Dr. Burrell’s classnotes
In order to prepare yourself for the workforce, there’s no way, in general, that you can bypass the dreadful interview process. The following is an essential guide from Dr. Burrell, a graduate school professor, that will help alleviate the fear of answering common interview questions.
Job Interview Questions
1. Tell me about yourself?
The only way to handle this question is to truly prepare to answer it ahead of time. Prior to your job interview work up a 2-3 minute summary that combines your past achievements and challenges you have faced and the kind of opportunities that interest you the most. Always when answering this question, try to relate it to the job opportunity you are interviewing for when discussing your experience. Make sure it is a positive and enthusiastic response.
Hint: Make sure you detail your accomplishments here, make a summary, and learn it!
2. How did you hear about our organization?
The key to this question is to demonstrate a true interest in the organization. Researchers suggest that spending at least one hour doing research on the organization. Website and reading about the company via websites such as Yahoo and Google can further chances of continuing on through the interview process.
Hint: Draw upon the research of the company that you have done
3. What are your most significant strengths?
My best advice on this question is to know your top five strengths and be able to discuss each one by giving a specific example. Select your attributes that are compatible with the job for which you are applying. When discussing your strengths, give an example of how you have used these strengths in previous positions. If you do not have as much work experience, you can relate it to college projects, classwork, etc.
4. What are you major weaknesses?
In my experience, this is another tough question for all my graduates. The answer is simple in that you can take the opportunity to discuss what you are working on improving. “I really did not understand the value of a graduate degree until I realized that all of the senior leaders in my organization had graduate degrees. I used to think that education was not important, which was a weakness for me but I have overcome it.” Be specific with your examples to show how you have improved over time and how you turned your weakness into your strength.

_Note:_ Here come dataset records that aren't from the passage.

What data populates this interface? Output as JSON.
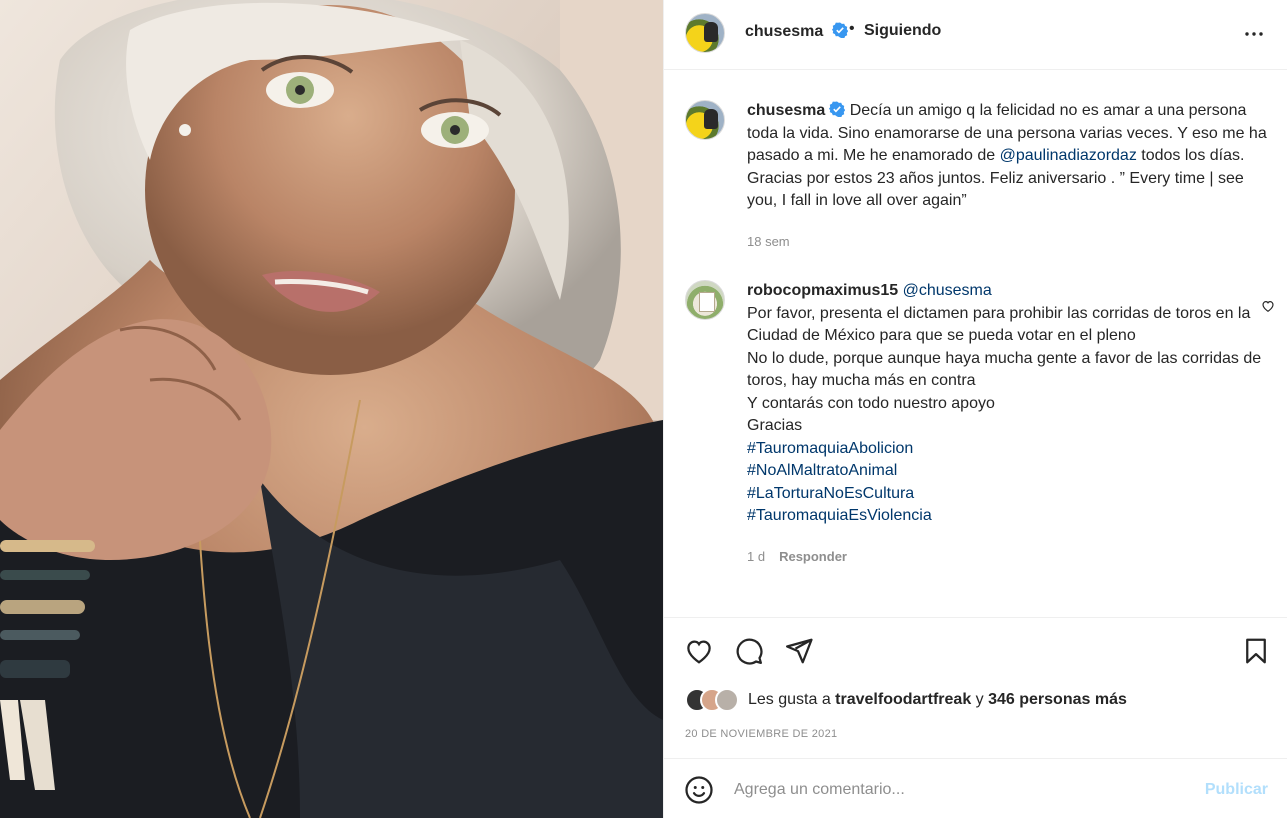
{
  "post": {
    "username": "chusesma",
    "follow_separator": "•",
    "follow_status": "Siguiendo"
  },
  "caption": {
    "username": "chusesma",
    "text_before": "Decía un amigo q la felicidad no es amar a una persona toda la vida. Sino enamorarse de una persona varias veces. Y eso me ha pasado a mi. Me he enamorado de ",
    "mention": "@paulinadiazordaz",
    "text_after": " todos los días. Gracias por estos 23 años juntos. Feliz aniversario . ” Every time | see you, I fall in love all over again”",
    "time": "18 sem"
  },
  "comment": {
    "username": "robocopmaximus15",
    "mention": "@chusesma",
    "line1": "Por favor, presenta el dictamen para prohibir las corridas de toros en la Ciudad de México para que se pueda votar en el pleno",
    "line2": "No lo dude, porque aunque haya mucha gente a favor de las corridas de toros, hay mucha más en contra",
    "line3": "Y contarás con todo nuestro apoyo",
    "line4": "Gracias",
    "hashtags": [
      "#TauromaquiaAbolicion",
      "#NoAlMaltratoAnimal",
      "#LaTorturaNoEsCultura",
      "#TauromaquiaEsViolencia"
    ],
    "time": "1 d",
    "reply_label": "Responder"
  },
  "likes": {
    "prefix": "Les gusta a ",
    "user": "travelfoodartfreak",
    "middle": " y ",
    "count_text": "346 personas más"
  },
  "date": "20 DE NOVIEMBRE DE 2021",
  "composer": {
    "placeholder": "Agrega un comentario...",
    "publish_label": "Publicar"
  },
  "colors": {
    "verified": "#3897f0",
    "link": "#00376b",
    "muted": "#8e8e8e",
    "publish_disabled": "#b2dffc"
  },
  "icons": [
    "verified-badge-icon",
    "more-options-icon",
    "heart-icon",
    "comment-icon",
    "share-icon",
    "bookmark-icon",
    "emoji-icon",
    "small-heart-icon"
  ]
}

I feel being honest with your answer is what the employer is looking for. If you can admit you make mistakes then you are a person who can learn from them.
Hint: Take a negative and turn it into a positive explaining how you have overcome a weak area and turned it around
5. Why do you believe you are qualified for this position?
I think this is another question you want to be prepared to answer prior to your job interview. Review the job description once again and think of three main factors about the job and your attributes that are most relevant. Illustrate why you are qualified as it helps to select technical skill, management skill, and/or personal achievements that you want to highlight in your answer.
6. What are your short-term goals? Where do you see yourself in five years?
What you should try to convey to the interviewer is how much you want to grow with the company, take on additional responsibility so that it will lead to your career growth. Make sure you elaborate on how you could be a great addition to the team and contribute to the company’s future.
Hint: Be general in your answer and touch on goals that are realistic, i.e. within your grasp
7. What is your most significant accomplishment?
What a great opportunity this can be to make the impression you want with the employer during your job interview. You want to review your past job experience or college experience and select a significant contribution and/or accomplishment that pertains to the position at hand. It’s important to discuss what it took to achieve the accomplishment, sacrifices made and the steps taken to achieve the overall success. I like to think of this question as a confirmation to the interviewer that you are an effective communicator. If you talk about yourself you can communicate with the client, etc.
Hint: If you got it, flaunt those achievements!
8. How do you handle stressful situations?
Give some examples of stressful situations you’ve dealt with in the past. Tell how you use time management, problem-solving or decision-making skills to reduce stress. For example, tell them that making a “to-do” list helps. Site stress-reducing techniques such as stretching and taking a break. Don’t be afraid to admit that you will ask for assistance if you are feeling overwhelmed. If it’s true, say you actually work better under pressure.
9. What is the toughest problem you’ve had to face, and how did you overcome it?
Try to make this about a problem that faced your company and not just you or your particular work group. The bigger the problem, the better. Give specific examples of the skills and techniques you used to resolve this problem. Emphasize the successful results. Be generous in sharing credit if was a team effort, but be sure to highlight your specific role.
10. If I were to call your past employer, what would they say about you?
It’s a given that this question will be asked every time as the employer wants to know your past experience with employers and how well you have performed in the past. Be honest in this answer and list your strengths that you felt your previous supervisor recognized in you. If you start off saying, it was a personality clash, you might as well get up and walk out of the interview because it is important to not use this question as an outlet to criticize a past employer and/or supervisor. Unfortunately time and again this question can be the ultimate blunder in the interview process and set you back in the eyes of the interviewer.
Hint: Answer positively and stay on track with your answer speaking of the strengths you displayed at your last place of employment and the kudos you received from your supervisor and co-workers.